Diversification rounds out the approach. A tenant base spread across industries and lease terms is less vulnerable to any single departure or sector downturn. When the lease data, renewal options, and expiration timing all live in one organized place, an owner can model rollover scenarios, prioritize the most consequential renewals, and budget the leasing costs with confidence rather than surprise.

Reserving capital ahead of a known rollover wave is the final piece that separates prepared owners from reactive ones. Because the lease expiration schedule reveals when leasing costs are likely to cluster, an owner can set aside funds for the commissions, improvements, and concessions those renewals will require rather than scrambling for capital under pressure. The same foresight informs conversations with lenders and investors, who view a clearly budgeted rollover plan as a sign of disciplined management. In this way, the work of mapping and reserving for rollover does more than reduce risk; it strengthens the owner's standing with the partners who finance and value the asset.

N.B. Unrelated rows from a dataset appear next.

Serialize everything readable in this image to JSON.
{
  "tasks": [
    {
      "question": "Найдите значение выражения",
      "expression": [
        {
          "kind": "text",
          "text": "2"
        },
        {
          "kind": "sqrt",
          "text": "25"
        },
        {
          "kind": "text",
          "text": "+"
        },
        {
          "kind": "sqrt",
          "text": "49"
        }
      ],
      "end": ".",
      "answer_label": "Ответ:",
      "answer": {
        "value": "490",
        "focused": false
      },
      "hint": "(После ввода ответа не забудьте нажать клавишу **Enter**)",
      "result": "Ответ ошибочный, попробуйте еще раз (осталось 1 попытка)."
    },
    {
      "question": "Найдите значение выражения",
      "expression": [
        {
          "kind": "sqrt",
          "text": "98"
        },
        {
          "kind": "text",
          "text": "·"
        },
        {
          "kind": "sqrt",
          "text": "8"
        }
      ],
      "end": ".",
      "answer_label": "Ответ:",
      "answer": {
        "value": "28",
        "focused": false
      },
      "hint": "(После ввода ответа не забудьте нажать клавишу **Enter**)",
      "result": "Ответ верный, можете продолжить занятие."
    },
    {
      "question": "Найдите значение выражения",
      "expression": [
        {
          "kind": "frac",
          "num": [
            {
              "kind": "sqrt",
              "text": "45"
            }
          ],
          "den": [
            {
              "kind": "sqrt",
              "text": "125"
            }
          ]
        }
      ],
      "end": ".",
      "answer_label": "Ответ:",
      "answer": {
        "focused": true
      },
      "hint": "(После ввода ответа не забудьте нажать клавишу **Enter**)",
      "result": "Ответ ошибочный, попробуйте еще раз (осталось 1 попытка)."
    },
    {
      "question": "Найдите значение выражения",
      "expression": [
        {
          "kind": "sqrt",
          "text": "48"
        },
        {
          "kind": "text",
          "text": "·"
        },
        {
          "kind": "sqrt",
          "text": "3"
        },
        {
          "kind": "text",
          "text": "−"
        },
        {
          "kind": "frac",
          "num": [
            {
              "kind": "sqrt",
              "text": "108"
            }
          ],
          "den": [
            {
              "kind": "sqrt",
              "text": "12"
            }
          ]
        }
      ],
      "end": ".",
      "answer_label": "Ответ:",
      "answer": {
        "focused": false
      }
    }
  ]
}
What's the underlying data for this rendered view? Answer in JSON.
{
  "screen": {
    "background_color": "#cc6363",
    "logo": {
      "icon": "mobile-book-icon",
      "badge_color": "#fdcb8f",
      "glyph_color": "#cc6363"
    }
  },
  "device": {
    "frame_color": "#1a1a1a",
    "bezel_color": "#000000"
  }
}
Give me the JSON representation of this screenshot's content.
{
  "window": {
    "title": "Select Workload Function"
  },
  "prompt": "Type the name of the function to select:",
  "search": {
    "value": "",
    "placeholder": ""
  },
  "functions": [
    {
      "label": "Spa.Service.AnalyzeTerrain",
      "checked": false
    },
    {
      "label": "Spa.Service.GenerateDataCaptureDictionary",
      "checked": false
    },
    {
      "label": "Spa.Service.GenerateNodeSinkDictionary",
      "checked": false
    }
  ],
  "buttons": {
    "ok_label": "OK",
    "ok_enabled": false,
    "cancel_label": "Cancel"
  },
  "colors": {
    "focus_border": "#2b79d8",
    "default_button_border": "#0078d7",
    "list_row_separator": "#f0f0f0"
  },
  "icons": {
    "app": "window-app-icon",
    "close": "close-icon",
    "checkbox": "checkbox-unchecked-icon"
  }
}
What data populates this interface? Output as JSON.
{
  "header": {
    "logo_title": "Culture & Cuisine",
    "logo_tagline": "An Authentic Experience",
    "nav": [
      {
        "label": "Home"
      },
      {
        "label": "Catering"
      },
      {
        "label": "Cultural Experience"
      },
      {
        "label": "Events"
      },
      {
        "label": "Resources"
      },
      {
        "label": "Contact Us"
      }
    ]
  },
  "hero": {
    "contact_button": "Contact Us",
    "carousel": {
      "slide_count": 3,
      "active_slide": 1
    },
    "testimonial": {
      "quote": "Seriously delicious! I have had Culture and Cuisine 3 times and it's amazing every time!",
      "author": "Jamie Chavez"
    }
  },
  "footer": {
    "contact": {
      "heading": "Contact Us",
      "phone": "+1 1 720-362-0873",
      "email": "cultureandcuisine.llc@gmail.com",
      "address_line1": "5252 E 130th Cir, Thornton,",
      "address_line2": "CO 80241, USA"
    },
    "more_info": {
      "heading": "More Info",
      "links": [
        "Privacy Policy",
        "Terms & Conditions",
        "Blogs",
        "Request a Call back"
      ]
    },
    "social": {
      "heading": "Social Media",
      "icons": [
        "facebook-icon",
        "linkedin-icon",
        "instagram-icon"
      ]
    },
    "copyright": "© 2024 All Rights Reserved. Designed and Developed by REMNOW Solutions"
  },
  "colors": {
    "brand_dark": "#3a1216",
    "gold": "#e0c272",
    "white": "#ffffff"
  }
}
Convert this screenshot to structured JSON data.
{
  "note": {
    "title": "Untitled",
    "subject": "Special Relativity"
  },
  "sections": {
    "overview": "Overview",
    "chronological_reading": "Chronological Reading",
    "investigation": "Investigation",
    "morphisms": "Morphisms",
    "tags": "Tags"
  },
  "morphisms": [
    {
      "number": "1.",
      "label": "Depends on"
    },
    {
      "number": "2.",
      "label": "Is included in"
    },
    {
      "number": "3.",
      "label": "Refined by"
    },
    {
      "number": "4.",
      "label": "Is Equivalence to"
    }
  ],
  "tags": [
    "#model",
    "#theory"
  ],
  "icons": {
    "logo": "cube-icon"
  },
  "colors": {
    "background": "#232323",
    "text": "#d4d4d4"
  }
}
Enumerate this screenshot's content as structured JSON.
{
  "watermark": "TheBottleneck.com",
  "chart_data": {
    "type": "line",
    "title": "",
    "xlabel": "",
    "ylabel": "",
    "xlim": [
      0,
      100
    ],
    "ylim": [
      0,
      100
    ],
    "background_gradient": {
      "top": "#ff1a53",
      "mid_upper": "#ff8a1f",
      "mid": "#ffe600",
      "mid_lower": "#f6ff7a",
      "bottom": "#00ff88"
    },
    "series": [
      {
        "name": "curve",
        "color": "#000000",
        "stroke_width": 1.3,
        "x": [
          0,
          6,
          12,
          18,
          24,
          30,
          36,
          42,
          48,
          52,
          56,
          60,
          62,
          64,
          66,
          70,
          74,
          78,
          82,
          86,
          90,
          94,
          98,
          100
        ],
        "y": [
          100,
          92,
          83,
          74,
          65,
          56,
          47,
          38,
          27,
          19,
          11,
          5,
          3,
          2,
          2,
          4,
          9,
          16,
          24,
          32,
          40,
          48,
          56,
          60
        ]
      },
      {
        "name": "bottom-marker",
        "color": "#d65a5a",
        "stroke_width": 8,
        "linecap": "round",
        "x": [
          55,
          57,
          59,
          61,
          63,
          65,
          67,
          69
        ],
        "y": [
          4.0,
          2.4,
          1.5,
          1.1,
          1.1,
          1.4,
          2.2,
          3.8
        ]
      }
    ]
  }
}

Frequently asked questions

What is tenant rollover risk?

Tenant rollover risk is the exposure a property faces around lease expirations. When a lease ends, the tenant may leave, creating vacancy, lost income, downtime, and the cost of re-leasing the space. The risk grows when many leases expire in a short window.

Why does tenant rollover matter to owners and lenders?

Rollover directly affects income stability and value. Owners and lenders watch lease expiration schedules closely because a concentration of expirations can threaten cash flow, increase costs, and reduce the certainty of the income that supports value and debt service.

How do you reduce tenant rollover risk?

Owners reduce rollover risk by staggering lease expirations, engaging tenants well before their renewal dates, diversifying the tenant mix, and building strong tenant relationships. A clear view of the expiration schedule is the starting point for all of these strategies.

What is a lease expiration schedule?

A lease expiration schedule, sometimes shown as a rollover or stacking analysis, maps when each lease in a building or portfolio expires. It reveals how much space and income comes up for renewal in each future period, which is central to managing rollover risk.